For this example, we will be using the same dataset that we used in my blog post about gradient boosting, the Olivetti Faces data. Let's start off by importing XGBoost and this dataset. 

import xgboost as xgb
from sklearn.datasets import fetch_olivetti_faces

Now, let's load in the data and split it into training and testing sets. 

# Import train test split
from sklearn.model_selection import train_test_split

# Load in the data
faces_X, faces_y = fetch_olivetti_faces(return_X_y=True, shuffle=True, random_state=1)

# Perform train test split
X_train, X_test, y_train, y_test = train_test_split(faces_X, faces_y, test_size=0.20, random_state=1)

Now, let's create our XGBoost model. We will use the xgb.XGBClassifier() class to create our model. We will use the default parameters, but do specify objective="multi:softmax" (because this is a multiclass classification problem). 

# Create the model
xgb_classifier = xgb.XGBClassifier(objective="multi:softmax", random_state=1)

Just like we did in the gradient boosting article, we will fit our model, timing how long it takes to train. 

%%timeit
xgb_classifier.fit(X_train, y_train)
>>> 15.1 s ± 708 ms per loop (mean ± std. dev. of 7 runs, 1 loop each)

We see it took 2 minutes and 1.1 seconds. Now, we will evaluate our model on the test set. 

# Evaluate the model
xgb_classifier.score(X_test, y_test)
>>> 0.7625

Looking at a table comparing the results of XGBoost, gradient boosting, and random forests, we have

Model Time to Train Accuracy
XGBoost 2 minutes, 1.1 seconds 76.25%
Gradient Boosting 88 minutes, 12 seconds 53.75%
Random Forests 10.9 seconds 91.25%

Clearly Random Forests is the best option, which is a bit of a surprise! This is not always the case.

In a previous project I participated in where we tried to predict taxi duration times, we found that XGBoost was the best model and random forests was second best.
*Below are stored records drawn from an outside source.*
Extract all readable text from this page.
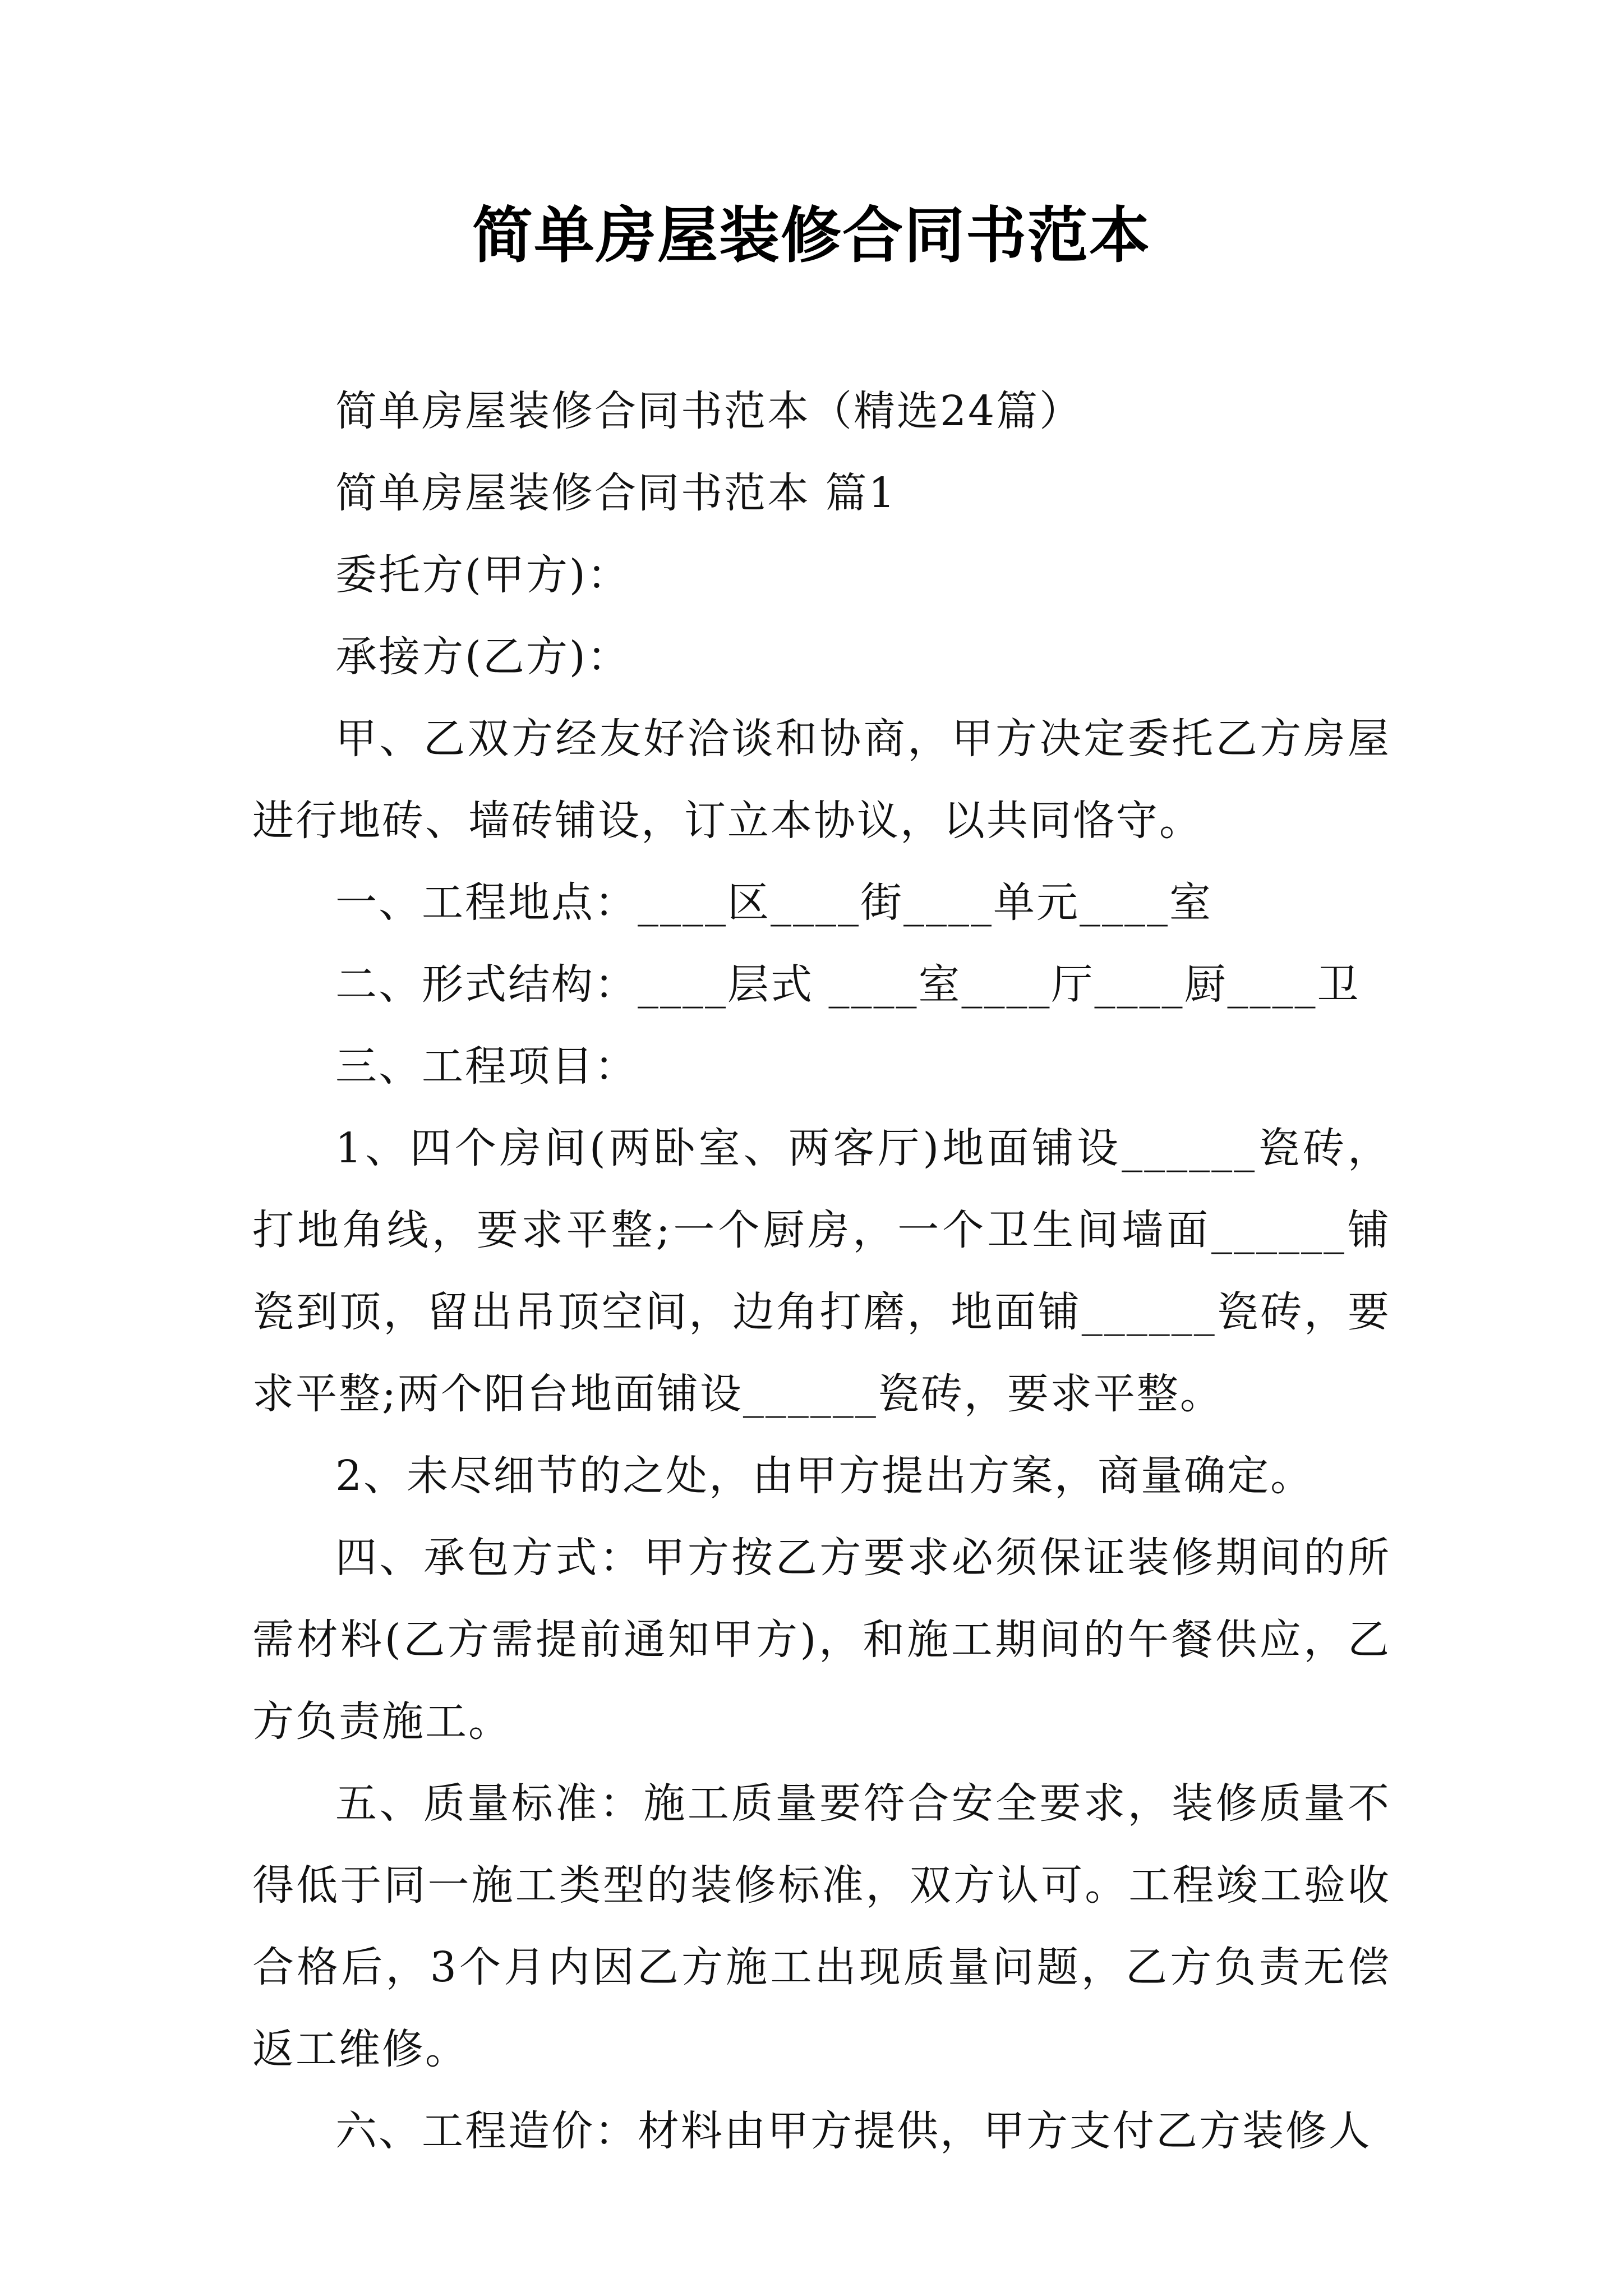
简单房屋装修合同书范本

简单房屋装修合同书范本（精选24篇）

简单房屋装修合同书范本 篇1

委托方(甲方)：

承接方(乙方)：

甲、乙双方经友好洽谈和协商，甲方决定委托乙方房屋进行地砖、墙砖铺设，订立本协议，以共同恪守。

一、工程地点：____区____街____单元____室

二、形式结构：____层式 ____室____厅____厨____卫

三、工程项目：

1、四个房间(两卧室、两客厅)地面铺设______瓷砖，打地角线，要求平整;一个厨房，一个卫生间墙面______铺瓷到顶，留出吊顶空间，边角打磨，地面铺______瓷砖，要求平整;两个阳台地面铺设______瓷砖，要求平整。

2、未尽细节的之处，由甲方提出方案，商量确定。

四、承包方式：甲方按乙方要求必须保证装修期间的所需材料(乙方需提前通知甲方)，和施工期间的午餐供应，乙方负责施工。

五、质量标准：施工质量要符合安全要求，装修质量不得低于同一施工类型的装修标准，双方认可。工程竣工验收合格后，3个月内因乙方施工出现质量问题，乙方负责无偿返工维修。

六、工程造价：材料由甲方提供，甲方支付乙方装修人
Thus, it is important to try different models and different model parameters to find the best model for your data!

Conclusion

In this article, we went deep into the math behind newton boosted trees, the backbone of XGBoost. We discussed how to find the optimal cost function for our trees without the Hessian, and how avoiding overfitting is built into the cost function. We then went through an example of implementing XGBoost in Python and compared it to gradient boosting and random forests. I hope that through this article, you now understand XGBoost especially why it is so successful (which most people don't)! If you want to see the code used in this article, you can find it on my Github. I hope that you choose to try out XGBoost in your next project!